- Erdoğan’ın ‘Proje geliştiriyoruz, süreç hızlanacak’ sözleriyle kurulan Sulh Ceza Hakimliklerinin tarafsız olmadığını kamuoyu biliyor.
- Buraya atanan hakimler, iktidarın beğenmediği kararlar verdiğinde hemen görevden alınıyor. Yerlerine çok kısa sürede yeni isimler getiriliyor.
- Tutuklamalara itiraz mercii bir mahkeme olmalı. Sulh Ceza’lar mahkeme değil yargıçlıktır. İtirazlara Asliye Ceza Mahkemeleri bakmalı.

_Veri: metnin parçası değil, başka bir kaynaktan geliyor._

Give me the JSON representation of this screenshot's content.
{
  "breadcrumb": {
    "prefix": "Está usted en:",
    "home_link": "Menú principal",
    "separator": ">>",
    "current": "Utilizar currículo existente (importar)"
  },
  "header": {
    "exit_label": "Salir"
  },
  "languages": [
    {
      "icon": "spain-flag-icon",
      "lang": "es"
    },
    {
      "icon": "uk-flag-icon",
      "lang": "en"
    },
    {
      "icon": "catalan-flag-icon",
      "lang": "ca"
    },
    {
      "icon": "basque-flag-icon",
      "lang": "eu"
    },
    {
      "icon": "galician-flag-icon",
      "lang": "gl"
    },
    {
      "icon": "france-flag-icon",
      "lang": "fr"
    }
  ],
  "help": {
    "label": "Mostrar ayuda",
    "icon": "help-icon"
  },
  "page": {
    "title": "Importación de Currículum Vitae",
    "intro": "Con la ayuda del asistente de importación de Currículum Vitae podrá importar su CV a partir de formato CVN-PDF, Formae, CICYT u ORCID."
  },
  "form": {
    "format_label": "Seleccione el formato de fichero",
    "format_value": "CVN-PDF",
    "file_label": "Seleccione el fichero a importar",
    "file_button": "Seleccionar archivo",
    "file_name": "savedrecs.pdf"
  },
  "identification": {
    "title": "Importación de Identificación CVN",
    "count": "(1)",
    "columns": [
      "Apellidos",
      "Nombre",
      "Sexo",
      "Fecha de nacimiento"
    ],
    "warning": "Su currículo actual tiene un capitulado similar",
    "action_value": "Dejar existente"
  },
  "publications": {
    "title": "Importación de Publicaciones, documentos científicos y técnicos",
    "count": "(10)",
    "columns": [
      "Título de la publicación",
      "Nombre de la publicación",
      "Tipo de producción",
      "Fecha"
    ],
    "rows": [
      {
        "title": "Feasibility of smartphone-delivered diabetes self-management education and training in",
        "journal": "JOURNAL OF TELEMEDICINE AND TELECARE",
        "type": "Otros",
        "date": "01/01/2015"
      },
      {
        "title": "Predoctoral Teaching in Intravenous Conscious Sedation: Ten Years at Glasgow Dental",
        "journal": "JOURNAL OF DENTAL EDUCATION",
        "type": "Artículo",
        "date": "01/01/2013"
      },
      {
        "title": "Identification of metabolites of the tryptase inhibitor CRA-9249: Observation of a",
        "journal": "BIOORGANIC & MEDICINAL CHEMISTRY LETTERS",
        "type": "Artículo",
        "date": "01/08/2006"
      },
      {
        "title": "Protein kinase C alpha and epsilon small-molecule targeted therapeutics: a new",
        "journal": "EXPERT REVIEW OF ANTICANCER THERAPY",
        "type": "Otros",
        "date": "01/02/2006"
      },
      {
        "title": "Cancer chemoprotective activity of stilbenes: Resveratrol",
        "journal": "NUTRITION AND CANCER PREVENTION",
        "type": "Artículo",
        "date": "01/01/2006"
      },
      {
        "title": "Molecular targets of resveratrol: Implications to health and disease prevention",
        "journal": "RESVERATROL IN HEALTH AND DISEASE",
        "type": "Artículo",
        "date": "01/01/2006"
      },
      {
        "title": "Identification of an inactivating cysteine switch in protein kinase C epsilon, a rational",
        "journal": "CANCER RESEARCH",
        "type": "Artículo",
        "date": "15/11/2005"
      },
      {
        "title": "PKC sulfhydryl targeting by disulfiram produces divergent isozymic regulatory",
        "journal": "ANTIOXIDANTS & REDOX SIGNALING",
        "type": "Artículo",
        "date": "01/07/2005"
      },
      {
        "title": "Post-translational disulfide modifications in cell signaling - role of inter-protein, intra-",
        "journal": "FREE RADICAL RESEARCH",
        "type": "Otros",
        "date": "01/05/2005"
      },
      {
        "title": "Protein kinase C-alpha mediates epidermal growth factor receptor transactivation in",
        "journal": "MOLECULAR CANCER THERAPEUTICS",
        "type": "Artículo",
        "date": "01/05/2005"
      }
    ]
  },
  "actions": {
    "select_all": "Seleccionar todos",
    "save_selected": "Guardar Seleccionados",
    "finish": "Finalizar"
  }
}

Ankara Barosu’na kayıtlı avukatlardan Hayrettin Açıkgöz, verdikleri kararlarla sürekli tartışılan Sulh Ceza Hakimliklerini Avrupa İnsan Hakları Mahkemesi’ne taşıdı. Cumhurbaşkanı Recep Tayyip Erdoğan’ın Haziran 2014’te “Bir proje geliştiriyoruz. O bitince süreç hızlanacak.” sözlerinin ardından Sulh Ceza Hakimliklerinin kurulduğunu hatırlatan Açıkgöz, buraya atanan hakimlerin iktidarın beğenmediği kararlar verdiğinde yerlerine kısa sürede yeni isimlerin getirildiğine dikkat çekti. Sulh Cezaların kararlarının tarafsız olmadığının kamuoyu tarafından bilindiğinin de altını çizdi.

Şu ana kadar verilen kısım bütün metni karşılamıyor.